The magnificent colour costumes that the Mas bands wear don’t just appear out of thin air. There are roughly 15,000 costumes every year, and these take an estimated 1 million man hours to make by hand.

  • Sequins, sequins everywhere! 

On top of the dedication and effort that goes into the attire, it is estimated that 30 million sequins are part of this process! 30 million! 

  • Food fights 

On the Sunday of the festival it has become something of a tradition to ‘slap’ festival goers with chocolate, or other sweet treats.

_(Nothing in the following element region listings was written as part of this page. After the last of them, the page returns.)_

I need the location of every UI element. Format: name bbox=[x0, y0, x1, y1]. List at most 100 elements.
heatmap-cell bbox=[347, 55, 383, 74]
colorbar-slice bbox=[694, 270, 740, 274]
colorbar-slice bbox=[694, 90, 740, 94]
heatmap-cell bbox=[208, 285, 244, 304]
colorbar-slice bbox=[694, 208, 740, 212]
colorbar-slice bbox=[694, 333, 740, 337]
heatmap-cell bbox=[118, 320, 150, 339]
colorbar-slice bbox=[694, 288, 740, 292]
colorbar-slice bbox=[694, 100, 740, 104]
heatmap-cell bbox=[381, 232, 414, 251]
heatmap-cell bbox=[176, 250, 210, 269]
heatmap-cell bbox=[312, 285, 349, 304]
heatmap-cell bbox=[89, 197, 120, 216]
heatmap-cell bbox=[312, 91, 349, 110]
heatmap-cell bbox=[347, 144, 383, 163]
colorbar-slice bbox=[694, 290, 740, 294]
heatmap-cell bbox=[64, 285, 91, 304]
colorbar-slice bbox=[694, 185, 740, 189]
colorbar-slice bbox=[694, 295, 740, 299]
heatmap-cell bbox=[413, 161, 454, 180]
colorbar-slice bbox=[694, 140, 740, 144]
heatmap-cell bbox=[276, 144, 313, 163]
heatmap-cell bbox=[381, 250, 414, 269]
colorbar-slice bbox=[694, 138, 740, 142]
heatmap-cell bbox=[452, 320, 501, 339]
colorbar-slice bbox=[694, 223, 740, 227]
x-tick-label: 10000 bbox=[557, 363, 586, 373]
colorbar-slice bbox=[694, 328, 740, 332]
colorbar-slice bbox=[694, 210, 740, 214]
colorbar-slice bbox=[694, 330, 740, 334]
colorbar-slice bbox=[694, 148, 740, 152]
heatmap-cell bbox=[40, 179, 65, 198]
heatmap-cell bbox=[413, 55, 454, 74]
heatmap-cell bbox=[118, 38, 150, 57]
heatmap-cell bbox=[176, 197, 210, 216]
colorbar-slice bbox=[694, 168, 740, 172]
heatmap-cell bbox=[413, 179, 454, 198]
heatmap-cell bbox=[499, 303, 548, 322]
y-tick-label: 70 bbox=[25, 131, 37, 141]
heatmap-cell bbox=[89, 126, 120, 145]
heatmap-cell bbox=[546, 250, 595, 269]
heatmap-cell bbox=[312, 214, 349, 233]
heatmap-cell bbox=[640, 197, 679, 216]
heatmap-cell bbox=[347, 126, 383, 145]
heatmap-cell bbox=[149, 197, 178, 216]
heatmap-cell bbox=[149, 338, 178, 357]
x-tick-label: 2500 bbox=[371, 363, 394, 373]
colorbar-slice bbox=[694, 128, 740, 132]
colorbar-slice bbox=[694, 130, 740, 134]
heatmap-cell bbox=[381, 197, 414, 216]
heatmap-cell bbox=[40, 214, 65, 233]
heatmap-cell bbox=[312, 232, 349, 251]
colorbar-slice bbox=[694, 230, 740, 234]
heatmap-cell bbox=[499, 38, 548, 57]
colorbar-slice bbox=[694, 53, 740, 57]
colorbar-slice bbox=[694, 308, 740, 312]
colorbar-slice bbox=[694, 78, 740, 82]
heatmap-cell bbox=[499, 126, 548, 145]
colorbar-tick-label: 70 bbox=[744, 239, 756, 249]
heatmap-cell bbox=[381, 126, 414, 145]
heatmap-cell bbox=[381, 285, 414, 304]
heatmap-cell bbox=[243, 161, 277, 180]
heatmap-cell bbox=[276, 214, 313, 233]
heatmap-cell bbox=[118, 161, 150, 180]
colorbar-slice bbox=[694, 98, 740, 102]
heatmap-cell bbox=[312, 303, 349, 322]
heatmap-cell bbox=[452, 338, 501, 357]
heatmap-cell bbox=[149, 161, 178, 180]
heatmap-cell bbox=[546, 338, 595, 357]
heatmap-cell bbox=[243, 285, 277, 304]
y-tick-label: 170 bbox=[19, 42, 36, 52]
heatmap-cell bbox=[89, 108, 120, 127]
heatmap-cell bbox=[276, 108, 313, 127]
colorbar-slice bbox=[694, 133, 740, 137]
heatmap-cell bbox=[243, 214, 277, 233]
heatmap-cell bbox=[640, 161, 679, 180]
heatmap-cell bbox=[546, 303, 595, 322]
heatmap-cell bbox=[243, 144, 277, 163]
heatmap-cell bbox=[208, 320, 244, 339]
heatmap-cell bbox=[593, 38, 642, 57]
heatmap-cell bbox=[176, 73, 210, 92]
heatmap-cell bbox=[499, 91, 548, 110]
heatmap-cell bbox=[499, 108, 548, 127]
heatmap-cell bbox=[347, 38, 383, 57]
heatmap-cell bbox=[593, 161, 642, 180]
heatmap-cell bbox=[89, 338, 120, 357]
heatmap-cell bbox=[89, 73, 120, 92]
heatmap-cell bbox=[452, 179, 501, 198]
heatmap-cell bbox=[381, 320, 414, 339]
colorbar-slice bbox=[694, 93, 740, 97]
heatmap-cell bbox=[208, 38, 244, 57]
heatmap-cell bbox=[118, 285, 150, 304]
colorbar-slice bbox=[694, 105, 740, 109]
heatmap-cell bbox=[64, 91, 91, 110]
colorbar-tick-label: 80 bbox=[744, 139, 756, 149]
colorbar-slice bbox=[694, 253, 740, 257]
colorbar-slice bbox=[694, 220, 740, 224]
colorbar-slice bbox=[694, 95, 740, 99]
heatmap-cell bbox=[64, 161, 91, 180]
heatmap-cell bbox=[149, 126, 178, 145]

Don’t worry it’s not a violent thing, just be aware that you might be part of a food fight on this day! 

  • Boosting the economy

It is estimated the carnival brings £93 million to the city, while the event itself and the coppers only cost the city around £6 million, I’d say that is a pretty good investment!   

  • Rum & Rummer

During the weekend around 5 million drinks are served to the attendees. Of these 5 million, 25,000 bottles of rum are used as well as 70,000 litres of carrot juice. Now that’s a party.

  • Chicken is the spice of life

5 tons of chicken is served to the attendees, and that comes in all different styles. Fried, Caribbean, jerk, Trinidaian; you name it, they’ll have it.

  • Three and a half miles of colour 

The carnival route is 3.5 miles long, and makes its way through Notting Hill and Kensington, whilst the streets are lined with crowds and parties. Pick a good spot and choose your favourite float! The route may even go near to your hotel, passing in close proximity to the Park Grand London Lancaster Gate, giving you easy walking access to the fun.  

  • Free fun!

Notting Hill Carnival is free for all to attend, so all you have to do is turn up and enjoy yourself! 

There you have it, a list of incredible facts about the Notting Hill Carnival. The scale of the weekend really does defy belief, so the best way to understand it is to attend! As you can probably tell by now, it gets really busy, so make sure you book your trip now so you don’t miss out. Try taking advantage of the Paddington Court Rooms Loyalty Programme to ensure you get a good deal, or check out the Park Grand London Kensington for a luxury escape from the madness on the streets. 

Whatever you end up doing, you are pretty much guaranteed an amazing weekend of colour, passion, love and great food; so get your sequins and face paint ready, and head to Kensington for the August bank holiday this summer.